2011-02-04 08:36:59

by Tao Ma

[permalink] [raw]
Subject: Re: [BUG] v2.6.38-rc3+ BUG when calling destroy_inodecache at module unload

On 02/04/2011 02:51 AM, Boaz Harrosh wrote:
> Last good Kernel was 2.6.37
> I'm doing a "mount" then "unmount". I think root is the only created inode.
> rmmod is called immediately after "unmount" within a script
>
> if I only do unmount and manually call "modprobe --remove exofs" after a small while
> all is fine.
>
> I get:
> slab error in kmem_cache_destroy(): cache `exofs_inode_cache': Can't free all objects
> Call Trace:
> 77dfde08: [<6007e9a6>] kmem_cache_destroy+0x82/0xca
> 77dfde38: [<7c1fa3da>] exit_exofs+0x1a/0x1c [exofs]
> 77dfde48: [<60054c10>] sys_delete_module+0x1b9/0x217
> 77dfdee8: [<60014d60>] handle_syscall+0x58/0x70
> 77dfdf08: [<60024163>] userspace+0x2dd/0x38a
> 77dfdfc8: [<600126af>] fork_handler+0x62/0x69
>
I also get a similar error when testing ext4 and a bug is opened there.

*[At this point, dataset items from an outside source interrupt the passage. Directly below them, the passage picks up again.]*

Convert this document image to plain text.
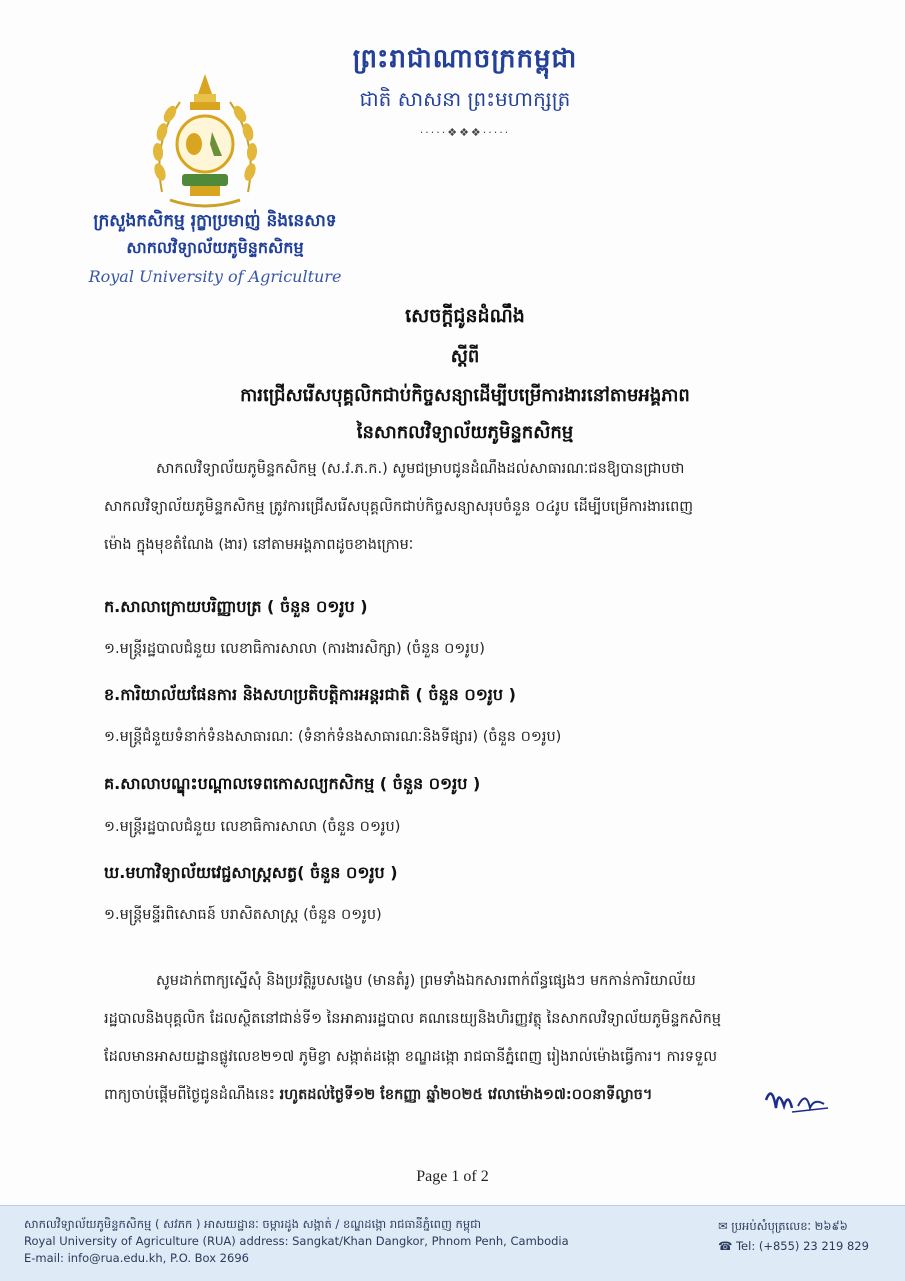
ព្រះរាជាណាចក្រកម្ពុជា
ជាតិ សាសនា ព្រះមហាក្សត្រ
·····❖❖❖·····
ក្រសួងកសិកម្ម រុក្ខាប្រមាញ់ និងនេសាទ
សាកលវិទ្យាល័យភូមិន្ទកសិកម្ម
Royal University of Agriculture
សេចក្តីជូនដំណឹង
ស្តីពី
ការជ្រើសរើសបុគ្គលិកជាប់កិច្ចសន្យាដើម្បីបម្រើការងារនៅតាមអង្គភាព
នៃសាកលវិទ្យាល័យភូមិន្ទកសិកម្ម
សាកលវិទ្យាល័យភូមិន្ទកសិកម្ម (ស.វ.ភ.ក.) សូមជម្រាបជូនដំណឹងដល់សាធារណៈជនឱ្យបានជ្រាបថា
សាកលវិទ្យាល័យភូមិន្ទកសិកម្ម ត្រូវការជ្រើសរើសបុគ្គលិកជាប់កិច្ចសន្យាសរុបចំនួន ០៤រូប ដើម្បីបម្រើការងារពេញ
ម៉ោង ក្នុងមុខតំណែង (ងារ) នៅតាមអង្គភាពដូចខាងក្រោមៈ
ក.សាលាក្រោយបរិញ្ញាបត្រ ( ចំនួន ០១រូប )
១.មន្ត្រីរដ្ឋបាលជំនួយ លេខាធិការសាលា (ការងារសិក្សា) (ចំនួន ០១រូប)
ខ.ការិយាល័យផែនការ និងសហប្រតិបត្តិការអន្តរជាតិ ( ចំនួន ០១រូប )
១.មន្ត្រីជំនួយទំនាក់ទំនងសាធារណៈ (ទំនាក់ទំនងសាធារណៈនិងទីផ្សារ) (ចំនួន ០១រូប)
គ.សាលាបណ្ឌុះបណ្ដាលទេពកោសល្យកសិកម្ម ( ចំនួន ០១រូប )
១.មន្ត្រីរដ្ឋបាលជំនួយ លេខាធិការសាលា (ចំនួន ០១រូប)
ឃ.មហាវិទ្យាល័យវេជ្ជសាស្ត្រសត្វ( ចំនួន ០១រូប )
១.មន្ត្រីមន្ទីរពិសោធន៍ បរាសិតសាស្ត្រ (ចំនួន ០១រូប)
សូមដាក់ពាក្យស្នើសុំ និងប្រវត្តិរូបសង្ខេប (មានតំរូ) ព្រមទាំងឯកសារពាក់ព័ន្ធផ្សេងៗ មកកាន់ការិយាល័យ
រដ្ឋបាលនិងបុគ្គលិក ដែលស្ថិតនៅជាន់ទី១ នៃអាគាររដ្ឋបាល គណនេយ្យនិងហិរញ្ញវត្ថុ នៃសាកលវិទ្យាល័យភូមិន្ទកសិកម្ម
ដែលមានអាសយដ្ឋានផ្លូវលេខ២១៧ ភូមិខ្វា សង្កាត់ដង្កោ ខណ្ឌដង្កោ រាជធានីភ្នំពេញ រៀងរាល់ម៉ោងធ្វើការ។ ការទទួល
ពាក្យចាប់ផ្តើមពីថ្ងៃជូនដំណឹងនេះ រហូតដល់ថ្ងៃទី១២ ខែកញ្ញា ឆ្នាំ២០២៥ វេលាម៉ោង១៧:០០នាទីល្ងាច។
Page 1 of 2
សាកលវិទ្យាល័យភូមិន្ទកសិកម្ម ( សវភក ) អាសយដ្ឋានៈ ចម្ការដូង សង្កាត់ / ខណ្ឌដង្កោ រាជធានីភ្នំពេញ កម្ពុជា
Royal University of Agriculture (RUA) address: Sangkat/Khan Dangkor, Phnom Penh, Cambodia
E-mail: info@rua.edu.kh, P.O. Box 2696
✉ ប្រអប់សំបុត្រលេខៈ ២៦៩៦
☎ Tel: (+855) 23 219 829
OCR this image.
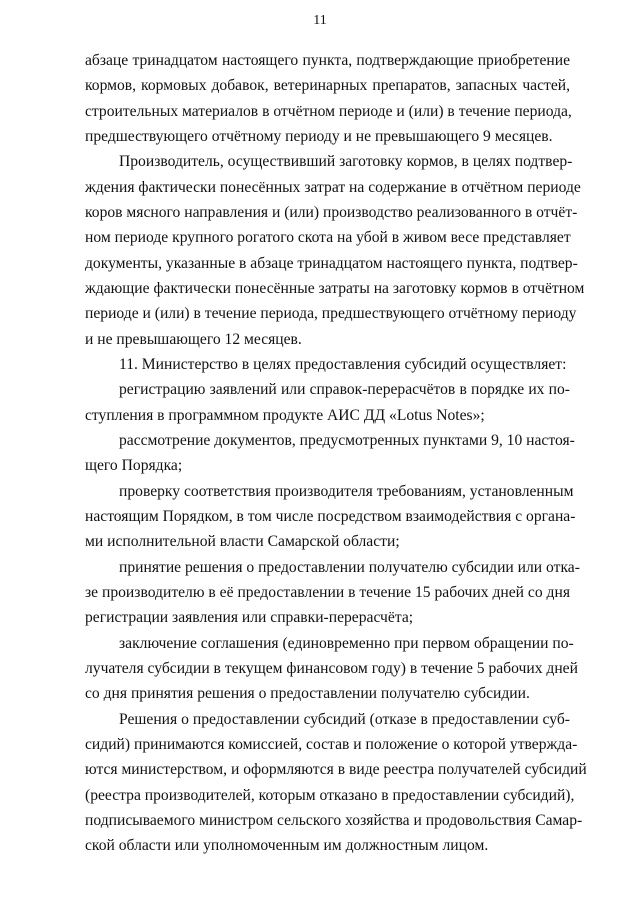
11
абзаце тринадцатом настоящего пункта, подтверждающие приобретение
кормов, кормовых добавок, ветеринарных препаратов, запасных частей,
строительных материалов в отчётном периоде и (или) в течение периода,
предшествующего отчётному периоду и не превышающего 9 месяцев.
Производитель, осуществивший заготовку кормов, в целях подтвер-
ждения фактически понесённых затрат на содержание в отчётном периоде
коров мясного направления и (или) производство реализованного в отчёт-
ном периоде крупного рогатого скота на убой в живом весе представляет
документы, указанные в абзаце тринадцатом настоящего пункта, подтвер-
ждающие фактически понесённые затраты на заготовку кормов в отчётном
периоде и (или) в течение периода, предшествующего отчётному периоду
и не превышающего 12 месяцев.
11. Министерство в целях предоставления субсидий осуществляет:
регистрацию заявлений или справок-перерасчётов в порядке их по-
ступления в программном продукте АИС ДД «Lotus Notes»;
рассмотрение документов, предусмотренных пунктами 9, 10 настоя-
щего Порядка;
проверку соответствия производителя требованиям, установленным
настоящим Порядком, в том числе посредством взаимодействия с органа-
ми исполнительной власти Самарской области;
принятие решения о предоставлении получателю субсидии или отка-
зе производителю в её предоставлении в течение 15 рабочих дней со дня
регистрации заявления или справки-перерасчёта;
заключение соглашения (единовременно при первом обращении по-
лучателя субсидии в текущем финансовом году) в течение 5 рабочих дней
со дня принятия решения о предоставлении получателю субсидии.
Решения о предоставлении субсидий (отказе в предоставлении суб-
сидий) принимаются комиссией, состав и положение о которой утвержда-
ются министерством, и оформляются в виде реестра получателей субсидий
(реестра производителей, которым отказано в предоставлении субсидий),
подписываемого министром сельского хозяйства и продовольствия Самар-
ской области или уполномоченным им должностным лицом.
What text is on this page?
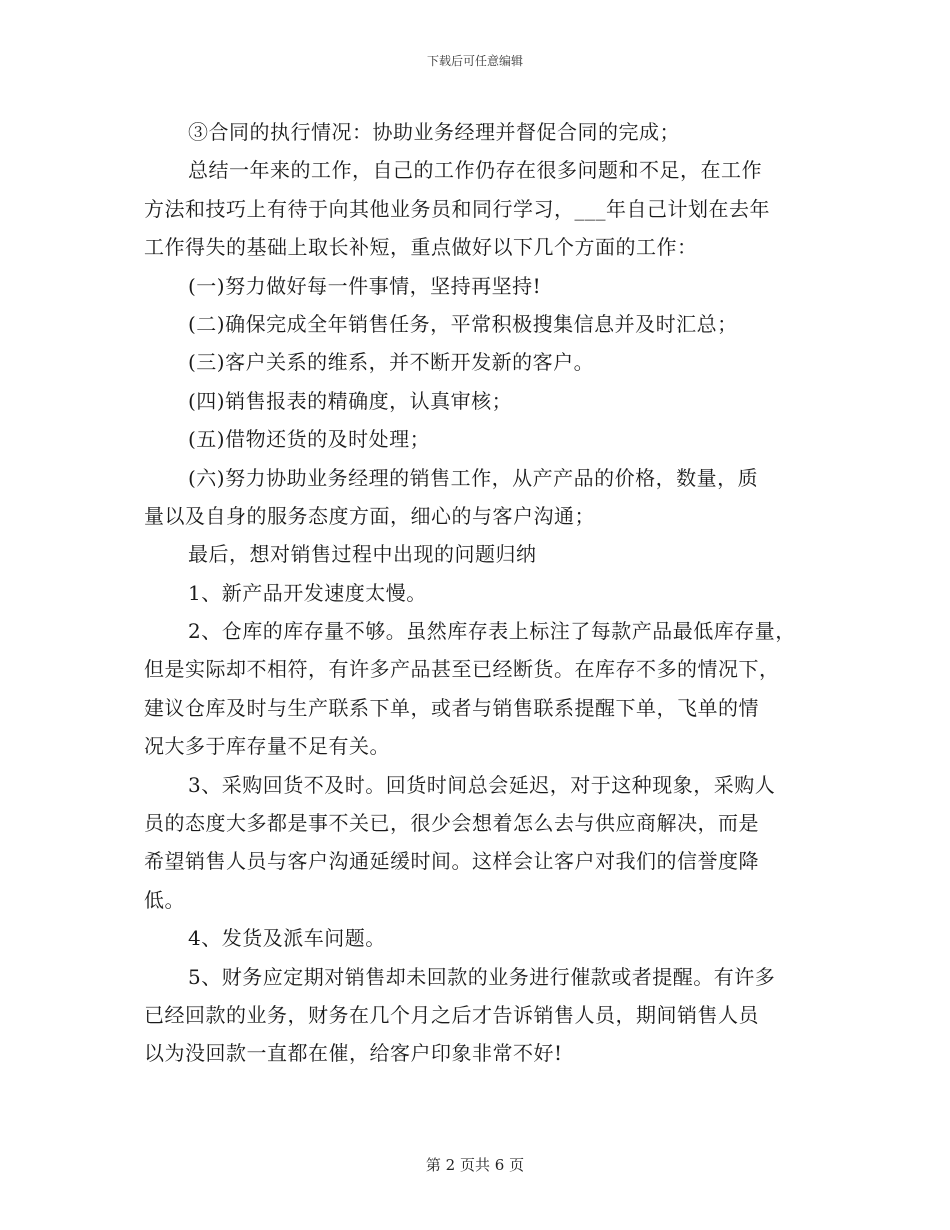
下载后可任意编辑
③合同的执行情况：协助业务经理并督促合同的完成；
总结一年来的工作，自己的工作仍存在很多问题和不足，在工作
方法和技巧上有待于向其他业务员和同行学习，___年自己计划在去年
工作得失的基础上取长补短，重点做好以下几个方面的工作：
(一)努力做好每一件事情，坚持再坚持!
(二)确保完成全年销售任务，平常积极搜集信息并及时汇总；
(三)客户关系的维系，并不断开发新的客户。
(四)销售报表的精确度，认真审核；
(五)借物还货的及时处理；
(六)努力协助业务经理的销售工作，从产产品的价格，数量，质
量以及自身的服务态度方面，细心的与客户沟通；
最后，想对销售过程中出现的问题归纳
1、新产品开发速度太慢。
2、仓库的库存量不够。虽然库存表上标注了每款产品最低库存量，
但是实际却不相符，有许多产品甚至已经断货。在库存不多的情况下，
建议仓库及时与生产联系下单，或者与销售联系提醒下单，飞单的情
况大多于库存量不足有关。
3、采购回货不及时。回货时间总会延迟，对于这种现象，采购人
员的态度大多都是事不关已，很少会想着怎么去与供应商解决，而是
希望销售人员与客户沟通延缓时间。这样会让客户对我们的信誉度降
低。
4、发货及派车问题。
5、财务应定期对销售却未回款的业务进行催款或者提醒。有许多
已经回款的业务，财务在几个月之后才告诉销售人员，期间销售人员
以为没回款一直都在催，给客户印象非常不好!
第 2 页共 6 页
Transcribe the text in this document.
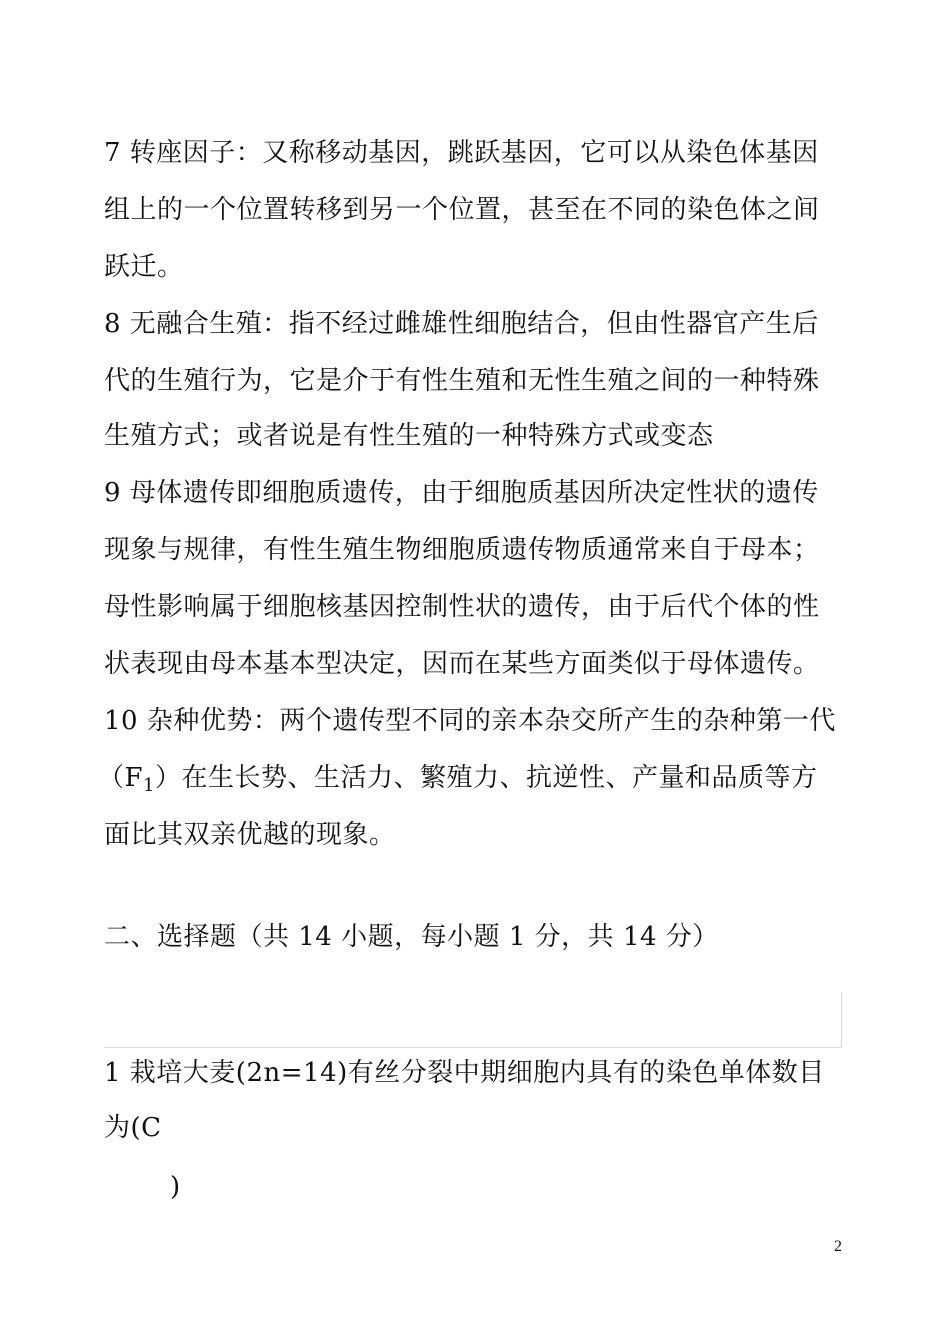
7 转座因子：又称移动基因，跳跃基因，它可以从染色体基因
组上的一个位置转移到另一个位置，甚至在不同的染色体之间
跃迁。
8 无融合生殖：指不经过雌雄性细胞结合，但由性器官产生后
代的生殖行为，它是介于有性生殖和无性生殖之间的一种特殊
生殖方式；或者说是有性生殖的一种特殊方式或变态
9 母体遗传即细胞质遗传，由于细胞质基因所决定性状的遗传
现象与规律，有性生殖生物细胞质遗传物质通常来自于母本；
母性影响属于细胞核基因控制性状的遗传，由于后代个体的性
状表现由母本基本型决定，因而在某些方面类似于母体遗传。
10 杂种优势：两个遗传型不同的亲本杂交所产生的杂种第一代
$(F_1)$在生长势、生活力、繁殖力、抗逆性、产量和品质等方
面比其双亲优越的现象。
二、选择题（共 14 小题，每小题 1 分，共 14 分）
1 栽培大麦(2n=14)有丝分裂中期细胞内具有的染色单体数目
为(C
)
2
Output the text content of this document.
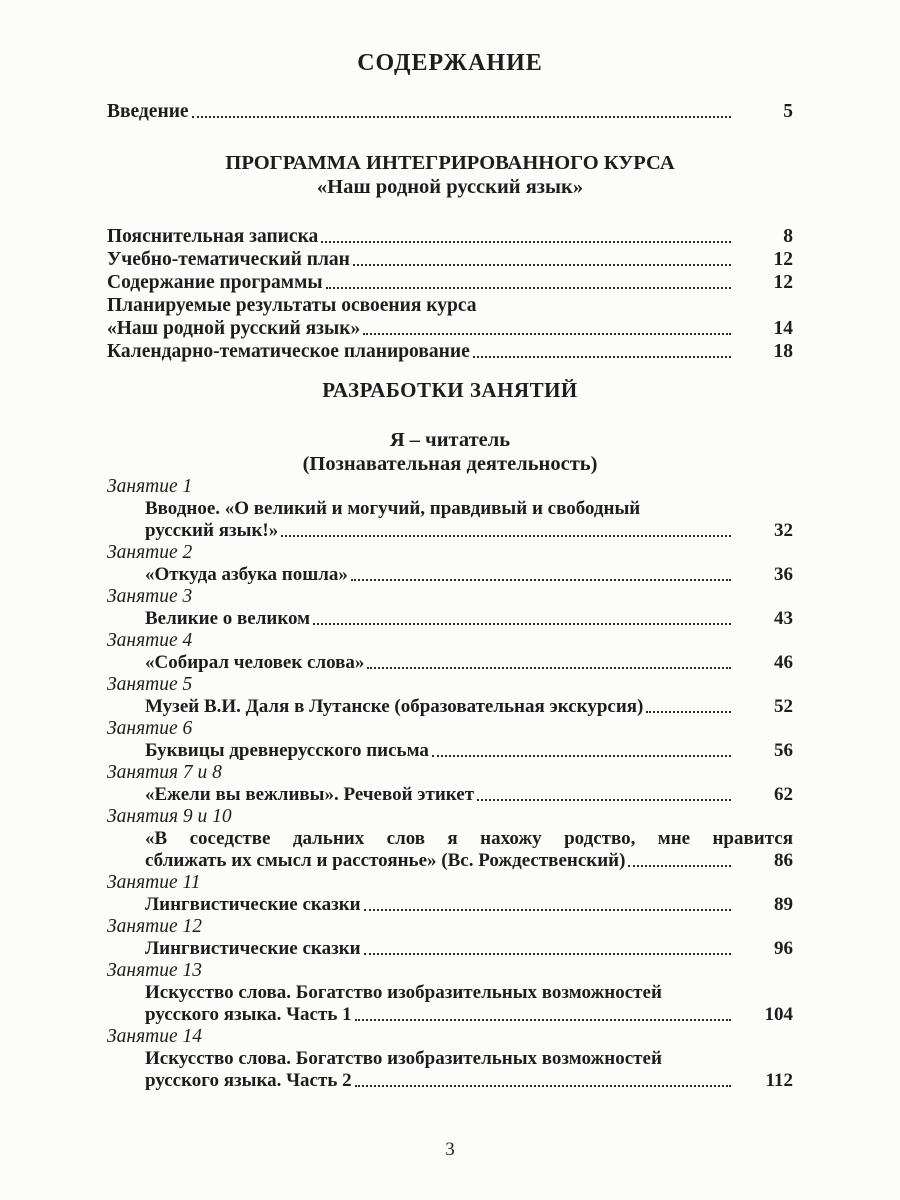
СОДЕРЖАНИЕ
Введение	5
ПРОГРАММА ИНТЕГРИРОВАННОГО КУРСА
«Наш родной русский язык»
Пояснительная записка	8
Учебно-тематический план	12
Содержание программы	12
Планируемые результаты освоения курса
«Наш родной русский язык»	14
Календарно-тематическое планирование	18
РАЗРАБОТКИ ЗАНЯТИЙ
Я – читатель
(Познавательная деятельность)
Занятие 1
Вводное. «О великий и могучий, правдивый и свободный
русский язык!»	32
Занятие 2
«Откуда азбука пошла»	36
Занятие 3
Великие о великом	43
Занятие 4
«Собирал человек слова»	46
Занятие 5
Музей В.И. Даля в Лутанске (образовательная экскурсия)	52
Занятие 6
Буквицы древнерусского письма	56
Занятия 7 и 8
«Ежели вы вежливы». Речевой этикет	62
Занятия 9 и 10
«В соседстве дальних слов я нахожу родство, мне нравится
сближать их смысл и расстоянье» (Вс. Рождественский)	86
Занятие 11
Лингвистические сказки	89
Занятие 12
Лингвистические сказки	96
Занятие 13
Искусство слова. Богатство изобразительных возможностей
русского языка. Часть 1	104
Занятие 14
Искусство слова. Богатство изобразительных возможностей
русского языка. Часть 2	112
3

https://bugzilla.kernel.org/show_bug.cgi?id=27652

And I have done some simple investigation for ext4 and It looks as if now with the new *fs_i_callback doesn't free the inode to *fs_inode_cache immediately. So the old logic will destroy the inode cache before we free all the inode object.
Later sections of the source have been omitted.